The museum's photography department, launched in 1984 with a grant from the Ralph M. Parsons Foundation, has a collection of about 6,000 works and photography also is integrated into other departments. Although LACMA's photo collection encompasses the entire field, it has many gaps and is far smaller than that of the J. Paul Getty Museum.
A recent council gift of works by eight emerging artists from Southern California — including Nicole Belle, Matthew Brandt, Whitney Hubbs and Augusta Wood — demonstrates LACMA's dedication to the region, says Salvesen, who arrived on the job less than a year ago. "I am looking forward to strategically building our collection of California-made photography, both historic and contemporary, because this context has produced uniquely experimental and lyrical art," she says.
Museum curators and private collectors have seen a dramatic rise in photography prices over the years and a huge increase in vendors. Collector and dealer Stephen White — whose contributions to the exhibition are his first purchase, a 1952 nude by Bill Brandt, and his most recent acquisition, a 2007 seascape by Nicholas Hughes — says the photography market is still robust, despite the troubled economy, but most of the action is at auction houses.
"What happens in times like this," he says, "is that buyers are more selective. Prices for rare items can be very high and even set records.
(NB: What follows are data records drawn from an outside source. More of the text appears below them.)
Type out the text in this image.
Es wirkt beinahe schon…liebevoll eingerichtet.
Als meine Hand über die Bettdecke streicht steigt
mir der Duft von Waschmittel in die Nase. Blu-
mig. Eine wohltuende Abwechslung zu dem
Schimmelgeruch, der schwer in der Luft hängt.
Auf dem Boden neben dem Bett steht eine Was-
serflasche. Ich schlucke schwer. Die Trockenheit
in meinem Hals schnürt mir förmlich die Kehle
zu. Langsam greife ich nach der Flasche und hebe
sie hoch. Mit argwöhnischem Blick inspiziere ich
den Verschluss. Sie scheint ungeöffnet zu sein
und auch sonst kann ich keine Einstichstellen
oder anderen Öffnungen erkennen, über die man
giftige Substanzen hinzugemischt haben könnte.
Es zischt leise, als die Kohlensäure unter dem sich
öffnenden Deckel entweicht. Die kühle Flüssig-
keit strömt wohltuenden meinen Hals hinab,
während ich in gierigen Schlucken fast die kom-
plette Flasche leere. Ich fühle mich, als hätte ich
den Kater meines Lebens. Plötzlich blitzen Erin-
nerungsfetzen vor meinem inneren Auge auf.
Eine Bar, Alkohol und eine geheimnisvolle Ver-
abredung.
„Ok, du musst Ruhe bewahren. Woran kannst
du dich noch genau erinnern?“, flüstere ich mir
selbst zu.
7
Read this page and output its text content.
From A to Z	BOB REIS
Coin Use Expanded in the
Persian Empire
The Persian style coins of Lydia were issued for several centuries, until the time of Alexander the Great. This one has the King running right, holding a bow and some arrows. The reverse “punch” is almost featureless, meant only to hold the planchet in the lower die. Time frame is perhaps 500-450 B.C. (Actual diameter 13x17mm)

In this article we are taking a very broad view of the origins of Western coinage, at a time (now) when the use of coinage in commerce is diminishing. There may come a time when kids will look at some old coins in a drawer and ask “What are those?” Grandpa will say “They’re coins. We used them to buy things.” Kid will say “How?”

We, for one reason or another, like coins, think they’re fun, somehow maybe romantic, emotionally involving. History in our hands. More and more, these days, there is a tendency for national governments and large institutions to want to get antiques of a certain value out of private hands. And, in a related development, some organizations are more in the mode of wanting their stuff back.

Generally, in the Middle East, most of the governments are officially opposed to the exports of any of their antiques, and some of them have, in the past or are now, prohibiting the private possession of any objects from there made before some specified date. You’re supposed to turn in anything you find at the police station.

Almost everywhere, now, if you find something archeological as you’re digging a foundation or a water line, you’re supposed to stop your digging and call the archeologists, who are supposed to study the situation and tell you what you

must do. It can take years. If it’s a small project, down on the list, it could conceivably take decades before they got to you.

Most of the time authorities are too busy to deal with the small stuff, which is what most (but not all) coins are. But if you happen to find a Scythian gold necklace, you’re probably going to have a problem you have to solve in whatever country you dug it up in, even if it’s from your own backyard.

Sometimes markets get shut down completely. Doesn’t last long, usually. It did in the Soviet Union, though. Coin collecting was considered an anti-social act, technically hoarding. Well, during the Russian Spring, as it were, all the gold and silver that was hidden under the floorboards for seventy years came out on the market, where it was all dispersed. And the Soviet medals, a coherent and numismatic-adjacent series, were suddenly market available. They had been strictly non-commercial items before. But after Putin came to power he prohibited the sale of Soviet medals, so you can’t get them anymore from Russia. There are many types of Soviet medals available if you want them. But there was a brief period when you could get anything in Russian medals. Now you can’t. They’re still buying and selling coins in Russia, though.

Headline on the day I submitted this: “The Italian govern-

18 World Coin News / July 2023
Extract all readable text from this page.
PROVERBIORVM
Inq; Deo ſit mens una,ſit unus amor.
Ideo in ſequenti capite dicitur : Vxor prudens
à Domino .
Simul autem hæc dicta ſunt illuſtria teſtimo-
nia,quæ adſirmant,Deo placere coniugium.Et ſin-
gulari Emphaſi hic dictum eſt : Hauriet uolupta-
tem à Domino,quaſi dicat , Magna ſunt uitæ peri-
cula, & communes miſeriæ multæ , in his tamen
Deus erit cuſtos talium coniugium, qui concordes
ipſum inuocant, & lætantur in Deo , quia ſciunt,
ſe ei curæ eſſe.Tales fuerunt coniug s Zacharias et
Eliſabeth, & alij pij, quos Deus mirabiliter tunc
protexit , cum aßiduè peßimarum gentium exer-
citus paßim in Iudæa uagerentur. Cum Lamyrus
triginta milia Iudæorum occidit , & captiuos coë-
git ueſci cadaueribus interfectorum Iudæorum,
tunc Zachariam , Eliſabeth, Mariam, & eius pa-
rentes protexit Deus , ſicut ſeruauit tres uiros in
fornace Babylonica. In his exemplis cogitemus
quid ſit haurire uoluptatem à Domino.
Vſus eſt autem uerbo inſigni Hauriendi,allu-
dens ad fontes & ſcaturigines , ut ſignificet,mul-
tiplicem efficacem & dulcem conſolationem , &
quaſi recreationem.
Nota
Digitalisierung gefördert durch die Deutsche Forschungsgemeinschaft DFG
The less expensive material tends to flatten out because the people who buy it are most affected by the recession."
The Photographic Arts Council, founded in 2001, is the youngest of 10 support groups devoted to curatorial departments at LACMA. With about 100 members who pay $400, $1,000 or $4,000 in annual dues, the photo council offers visits to artists' studios and private collections, curator-led tours of exhibitions and lectures about the care and conservation of photographs.
In addition to funding acquisitions, the council has allotted $30,000 to its first PAC Prize, to be matched by the museum for a publication about a photographer. A book on Ken Gonzales Day, a Los Angeles-based artist who grapples with issues of cultural history and race relations and teaches at Scripps College in Claremont, will inaugurate the series.
Not all members of the Photographic Arts Council are collectors, Salvesen says. Some are photographers who do not collect; others are enthusiasts who want to learn. But the presence of collectors, she says, is "part of what makes others want to join because they are really generous in showing their collections and sharing their stories."
"For those who haven't purchased work, it's intimidating," she says. "To hear people you know talk about their experiences with galleries or art fairs or auctions or flea markets is encouraging. That's great for the museum. We want to foster collecting in the private sector, not only in the expectation of getting gifts and support but because personal collecting increases one's belief in the museum's mission. Museums and individuals are both part of the preservation of cultural heritage and great works of art."
As "Collectors' Favorites" evolved, Miller worked closely with Dennis Reed, dean of arts at Los Angeles Valley College and then-chair of the council, who preceded Gloria Katz Huyck. When the works arrived, Miller had to deal with an eclectic assortment of subject matter, styles and sizes.
Miller says the biggest challenge in putting on the show was the installation. But will he do it again? "I don't know," he says, a few days before the opening. "Ask me later."